Context: The article is discussing the recently released fourth-quarter GDP growth rate figures for the year 2022-23 by the National Statistical Office (NSO). The data shows that when compared to the fourth-quarter figures of the previous year, the current figures paint a less optimistic view of the economic situation. This stands in contrast to the portrayal of the economic situation presented in media publications from the Press Information Bureau, which might be presenting a more positive or upbeat perspective on the GDP growth rate. Overall, the article is highlighting a discrepancy between the way the media is presenting the economic data and the potentially less favourable data released by the National Statistical Office. It suggests that the actual economic situation might be less rosy than what is being portrayed in the media.
Decoding the Editorial
The article is discussing the growth rate of the Indian economy, focusing on data provided by the National Statistical Office (NSO) and drawing comparisons with past periods, particularly since 2014-2015.
- GDP Growth Rate Trends: The author points out that the GDP growth rate of India has been on a declining trend since the fiscal year 2015-2016. The most recent data, specifically the 2022-23 GDP fourth-quarter growth rate figures, indicate that the decline in growth rate has continued.
- Comparison with Historical Growth Rates: The author mentions that the current growth rate has fallen to a level that has been historically referred to as the “Hindu Rate of Growth,” which is around 3.5%.
- The Hindu rate of growth is a term used to describe the lower rate of economic growth observed in the Indian economy during the 1950s to 1980s and it averaged around 4%. This term was coined by an Indian economist, Raj Krishna in 1978.
- Concerns about Current Economic Policy: The author criticises the economic policies of the current government, stating that they have not effectively addressed the decline in GDP growth rates. The article suggests that there is a lack of coherent economic policy structuring during the period from 2014 to 2023.
- Overly Optimistic Predictions: The author also mentions that there have been optimistic predictions and claims by the government, including the target of achieving a $5 trillion GDP by 2024, which would require an annual growth rate of 15%. However, the author argues that these claims lack accompanying policy structures to achieve such ambitious targets.
Steps to be taken:
According to the author, the following steps should be taken to address the economic challenges and shortcomings:
- Clear Economic Objectives and Priorities: The government should clearly define economic objectives and assign priorities to them. This involves setting specific goals for economic growth, job creation, poverty reduction, and other relevant areas.
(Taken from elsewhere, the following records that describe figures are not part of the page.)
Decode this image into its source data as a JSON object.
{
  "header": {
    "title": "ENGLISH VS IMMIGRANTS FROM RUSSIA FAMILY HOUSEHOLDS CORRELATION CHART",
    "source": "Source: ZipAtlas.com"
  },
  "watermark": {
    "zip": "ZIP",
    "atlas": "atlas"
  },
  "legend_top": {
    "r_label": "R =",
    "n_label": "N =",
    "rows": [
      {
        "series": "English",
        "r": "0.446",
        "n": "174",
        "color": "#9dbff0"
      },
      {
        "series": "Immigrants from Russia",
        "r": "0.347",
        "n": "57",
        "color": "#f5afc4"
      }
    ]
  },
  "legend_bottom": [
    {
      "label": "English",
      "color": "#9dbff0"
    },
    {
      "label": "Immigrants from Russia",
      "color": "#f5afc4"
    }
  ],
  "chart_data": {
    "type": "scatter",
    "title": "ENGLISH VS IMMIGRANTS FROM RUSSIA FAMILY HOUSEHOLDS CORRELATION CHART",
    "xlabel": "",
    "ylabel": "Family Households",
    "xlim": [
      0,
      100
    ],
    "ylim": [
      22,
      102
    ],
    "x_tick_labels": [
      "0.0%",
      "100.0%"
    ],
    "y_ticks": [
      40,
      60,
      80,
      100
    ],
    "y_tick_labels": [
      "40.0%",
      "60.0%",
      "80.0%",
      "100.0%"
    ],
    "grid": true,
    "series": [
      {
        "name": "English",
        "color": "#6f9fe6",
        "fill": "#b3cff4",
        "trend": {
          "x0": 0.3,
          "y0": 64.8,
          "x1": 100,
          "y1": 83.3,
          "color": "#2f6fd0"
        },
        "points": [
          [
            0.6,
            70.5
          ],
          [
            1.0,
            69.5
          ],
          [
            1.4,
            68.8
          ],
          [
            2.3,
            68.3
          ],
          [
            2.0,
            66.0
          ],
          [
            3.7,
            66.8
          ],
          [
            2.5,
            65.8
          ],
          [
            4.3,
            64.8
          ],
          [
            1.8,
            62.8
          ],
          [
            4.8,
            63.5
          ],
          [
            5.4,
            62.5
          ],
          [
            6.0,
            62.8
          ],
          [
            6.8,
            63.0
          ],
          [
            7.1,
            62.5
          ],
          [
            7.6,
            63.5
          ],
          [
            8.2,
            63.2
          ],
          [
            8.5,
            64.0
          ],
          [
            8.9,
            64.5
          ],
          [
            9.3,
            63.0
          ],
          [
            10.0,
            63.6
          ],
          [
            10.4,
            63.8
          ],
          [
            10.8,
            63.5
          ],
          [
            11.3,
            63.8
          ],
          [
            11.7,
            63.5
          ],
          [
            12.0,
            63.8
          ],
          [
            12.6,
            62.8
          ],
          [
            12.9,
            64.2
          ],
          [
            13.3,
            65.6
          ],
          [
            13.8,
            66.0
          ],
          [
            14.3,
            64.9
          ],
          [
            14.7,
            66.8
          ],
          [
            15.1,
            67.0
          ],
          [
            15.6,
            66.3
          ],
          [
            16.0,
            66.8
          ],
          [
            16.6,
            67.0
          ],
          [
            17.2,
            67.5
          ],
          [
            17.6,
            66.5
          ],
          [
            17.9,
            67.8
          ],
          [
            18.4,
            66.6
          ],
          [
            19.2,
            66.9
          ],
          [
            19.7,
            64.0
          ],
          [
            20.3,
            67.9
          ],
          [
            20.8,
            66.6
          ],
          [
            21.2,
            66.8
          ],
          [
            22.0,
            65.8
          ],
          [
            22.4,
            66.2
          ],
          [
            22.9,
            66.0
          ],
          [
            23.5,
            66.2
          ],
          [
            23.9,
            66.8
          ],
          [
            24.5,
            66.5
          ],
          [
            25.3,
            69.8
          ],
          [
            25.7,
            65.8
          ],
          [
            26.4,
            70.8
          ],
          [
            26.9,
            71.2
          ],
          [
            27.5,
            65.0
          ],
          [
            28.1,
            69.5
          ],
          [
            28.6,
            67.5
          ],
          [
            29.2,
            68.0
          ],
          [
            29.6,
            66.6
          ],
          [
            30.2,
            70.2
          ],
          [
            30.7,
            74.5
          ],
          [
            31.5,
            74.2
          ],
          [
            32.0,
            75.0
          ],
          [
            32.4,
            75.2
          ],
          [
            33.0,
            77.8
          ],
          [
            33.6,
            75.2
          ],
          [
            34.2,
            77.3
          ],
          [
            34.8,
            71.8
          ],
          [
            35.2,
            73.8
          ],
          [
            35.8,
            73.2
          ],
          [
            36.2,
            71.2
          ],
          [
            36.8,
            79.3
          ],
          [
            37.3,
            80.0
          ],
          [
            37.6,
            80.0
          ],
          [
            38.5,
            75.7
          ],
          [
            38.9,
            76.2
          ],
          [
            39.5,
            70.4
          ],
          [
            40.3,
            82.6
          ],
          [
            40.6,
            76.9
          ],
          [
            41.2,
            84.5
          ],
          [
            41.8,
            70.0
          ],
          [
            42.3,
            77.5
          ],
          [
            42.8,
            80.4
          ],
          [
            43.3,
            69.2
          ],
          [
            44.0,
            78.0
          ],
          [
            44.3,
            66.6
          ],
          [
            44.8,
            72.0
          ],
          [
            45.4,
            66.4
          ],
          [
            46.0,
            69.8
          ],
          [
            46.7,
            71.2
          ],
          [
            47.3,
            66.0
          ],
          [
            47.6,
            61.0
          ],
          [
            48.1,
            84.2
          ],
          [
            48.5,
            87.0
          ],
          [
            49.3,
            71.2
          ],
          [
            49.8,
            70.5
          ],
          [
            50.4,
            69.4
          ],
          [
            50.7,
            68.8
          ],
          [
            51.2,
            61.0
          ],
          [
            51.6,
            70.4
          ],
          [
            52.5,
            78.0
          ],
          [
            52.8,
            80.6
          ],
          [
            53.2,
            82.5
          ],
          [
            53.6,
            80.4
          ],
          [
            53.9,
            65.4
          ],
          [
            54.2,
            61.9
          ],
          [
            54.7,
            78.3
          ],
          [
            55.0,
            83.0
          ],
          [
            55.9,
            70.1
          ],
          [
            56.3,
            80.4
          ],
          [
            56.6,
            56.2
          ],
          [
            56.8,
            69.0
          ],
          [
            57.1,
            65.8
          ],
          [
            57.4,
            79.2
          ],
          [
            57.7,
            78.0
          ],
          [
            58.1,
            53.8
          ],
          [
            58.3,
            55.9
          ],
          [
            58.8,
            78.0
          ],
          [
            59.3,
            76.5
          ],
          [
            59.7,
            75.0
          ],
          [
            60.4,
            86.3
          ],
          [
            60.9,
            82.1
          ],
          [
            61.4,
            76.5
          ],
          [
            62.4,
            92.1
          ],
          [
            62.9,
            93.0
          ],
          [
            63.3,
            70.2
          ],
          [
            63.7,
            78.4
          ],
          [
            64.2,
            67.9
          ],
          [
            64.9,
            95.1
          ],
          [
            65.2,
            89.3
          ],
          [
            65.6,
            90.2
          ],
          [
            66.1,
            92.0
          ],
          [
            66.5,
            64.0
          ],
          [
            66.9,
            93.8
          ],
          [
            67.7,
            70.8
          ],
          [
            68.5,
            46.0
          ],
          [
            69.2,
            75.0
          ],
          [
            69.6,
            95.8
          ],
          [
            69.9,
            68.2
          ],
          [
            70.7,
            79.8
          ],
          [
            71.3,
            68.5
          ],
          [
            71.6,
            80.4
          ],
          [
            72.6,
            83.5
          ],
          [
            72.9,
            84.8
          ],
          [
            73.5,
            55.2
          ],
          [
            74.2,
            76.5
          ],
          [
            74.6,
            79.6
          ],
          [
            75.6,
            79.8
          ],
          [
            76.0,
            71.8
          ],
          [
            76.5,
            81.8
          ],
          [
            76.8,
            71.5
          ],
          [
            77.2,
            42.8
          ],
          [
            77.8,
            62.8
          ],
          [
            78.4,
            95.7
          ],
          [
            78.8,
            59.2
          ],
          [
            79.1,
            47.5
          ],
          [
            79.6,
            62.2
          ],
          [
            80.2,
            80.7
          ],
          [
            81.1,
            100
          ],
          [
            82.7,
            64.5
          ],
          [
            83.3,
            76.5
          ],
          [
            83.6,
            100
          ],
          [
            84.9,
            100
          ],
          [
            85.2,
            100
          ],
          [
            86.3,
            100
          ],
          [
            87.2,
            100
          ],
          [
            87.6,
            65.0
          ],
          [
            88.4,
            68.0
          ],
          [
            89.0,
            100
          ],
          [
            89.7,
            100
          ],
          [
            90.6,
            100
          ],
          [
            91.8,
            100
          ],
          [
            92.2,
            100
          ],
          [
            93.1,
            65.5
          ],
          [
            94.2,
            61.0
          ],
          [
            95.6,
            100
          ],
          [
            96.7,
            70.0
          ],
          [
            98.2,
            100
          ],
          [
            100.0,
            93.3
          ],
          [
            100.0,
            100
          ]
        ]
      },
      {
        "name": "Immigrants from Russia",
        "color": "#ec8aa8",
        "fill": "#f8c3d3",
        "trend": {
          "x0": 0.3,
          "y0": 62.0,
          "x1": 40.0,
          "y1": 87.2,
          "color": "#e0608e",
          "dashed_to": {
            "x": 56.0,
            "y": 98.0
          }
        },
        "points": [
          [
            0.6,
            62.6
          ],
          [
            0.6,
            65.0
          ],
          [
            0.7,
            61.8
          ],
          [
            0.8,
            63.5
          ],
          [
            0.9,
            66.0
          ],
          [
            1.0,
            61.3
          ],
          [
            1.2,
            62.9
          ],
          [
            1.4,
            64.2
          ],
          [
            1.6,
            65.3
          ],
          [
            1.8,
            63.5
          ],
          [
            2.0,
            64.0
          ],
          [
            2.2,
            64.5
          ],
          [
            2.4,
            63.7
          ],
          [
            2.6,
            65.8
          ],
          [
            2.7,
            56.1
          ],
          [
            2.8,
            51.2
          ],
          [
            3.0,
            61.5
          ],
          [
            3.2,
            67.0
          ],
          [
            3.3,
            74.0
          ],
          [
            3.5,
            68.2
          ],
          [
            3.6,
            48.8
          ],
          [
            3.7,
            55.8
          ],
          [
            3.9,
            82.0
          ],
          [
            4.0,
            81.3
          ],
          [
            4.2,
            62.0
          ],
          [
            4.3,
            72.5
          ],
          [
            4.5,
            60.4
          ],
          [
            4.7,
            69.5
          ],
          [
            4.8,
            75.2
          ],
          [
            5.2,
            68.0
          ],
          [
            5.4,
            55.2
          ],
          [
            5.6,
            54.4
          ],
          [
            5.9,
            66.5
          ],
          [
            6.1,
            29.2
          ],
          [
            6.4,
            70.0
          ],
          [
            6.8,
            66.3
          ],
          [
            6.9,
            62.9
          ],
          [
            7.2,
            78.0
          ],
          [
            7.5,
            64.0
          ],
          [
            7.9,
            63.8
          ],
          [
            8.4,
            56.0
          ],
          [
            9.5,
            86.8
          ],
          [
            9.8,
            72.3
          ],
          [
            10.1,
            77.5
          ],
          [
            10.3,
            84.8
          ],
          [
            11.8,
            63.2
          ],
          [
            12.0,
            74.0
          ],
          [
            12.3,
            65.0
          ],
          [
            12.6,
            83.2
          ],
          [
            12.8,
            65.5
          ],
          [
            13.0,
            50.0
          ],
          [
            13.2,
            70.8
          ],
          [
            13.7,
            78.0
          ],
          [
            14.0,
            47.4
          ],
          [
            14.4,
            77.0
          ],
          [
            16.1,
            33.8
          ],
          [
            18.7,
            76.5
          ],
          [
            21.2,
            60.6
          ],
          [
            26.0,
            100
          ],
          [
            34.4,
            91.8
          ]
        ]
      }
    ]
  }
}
- Incentivization and Discontinuation: The government should incentivize certain economic activities that promote growth and employment. This could involve measures like abolishing personal income tax and scrapping the Goods and Services Tax (GST) to encourage investment and earnings. Additionally, the author suggests discontinuing certain policies that may not be contributing positively to the economy.
- Resource Mobilization: Resources should be mobilized through indirect taxes and liberal printing of currency notes. The funds generated could be used to finance extensive public works and create employment. The author also suggests paying higher interest rates on fixed-term savings in bank accounts to increase the purchasing power of the middle classes.
- Interest Rates and Loans: Interest rates on loans to small and medium industries should be kept low (no more than 6%) to stimulate production and employment in these sectors.
- New Economic Policy: The author calls for the formulation of a new economic policy that is based on clear objectives, priorities, strategies, and a transparent resource mobilisation plan. This policy should focus on sustainable economic growth and development.
- Market System and Regulations: The author emphasises that while deregulation is important, it should not lead to a complete rejection of government intervention. Some level of government intervention is needed for safety nets, addressing market failures, and creating a level playing field. Democratic institutions should be empowered to prevent disorder that might arise from rapid deregulation.
- Balancing Public Sector and De-regulation: The author suggests finding a balance between the public sector and deregulation. While promoting de-regulation and market-based systems, the government should also ensure affirmative action, social security, and a safety net to create opportunities for the poor and reduce inequalities.
- Corporate Governance and Accountability: Steps should be taken to ensure transparency, accountability, and good corporate governance. This helps legitimise profit-making within a competitive market system and reduces monopolistic tendencies.
- Harmonious Society and Democratic Values: The author argues that these steps contribute to the formation of a democratic and harmonious society, where economic growth is balanced with social welfare and human rights.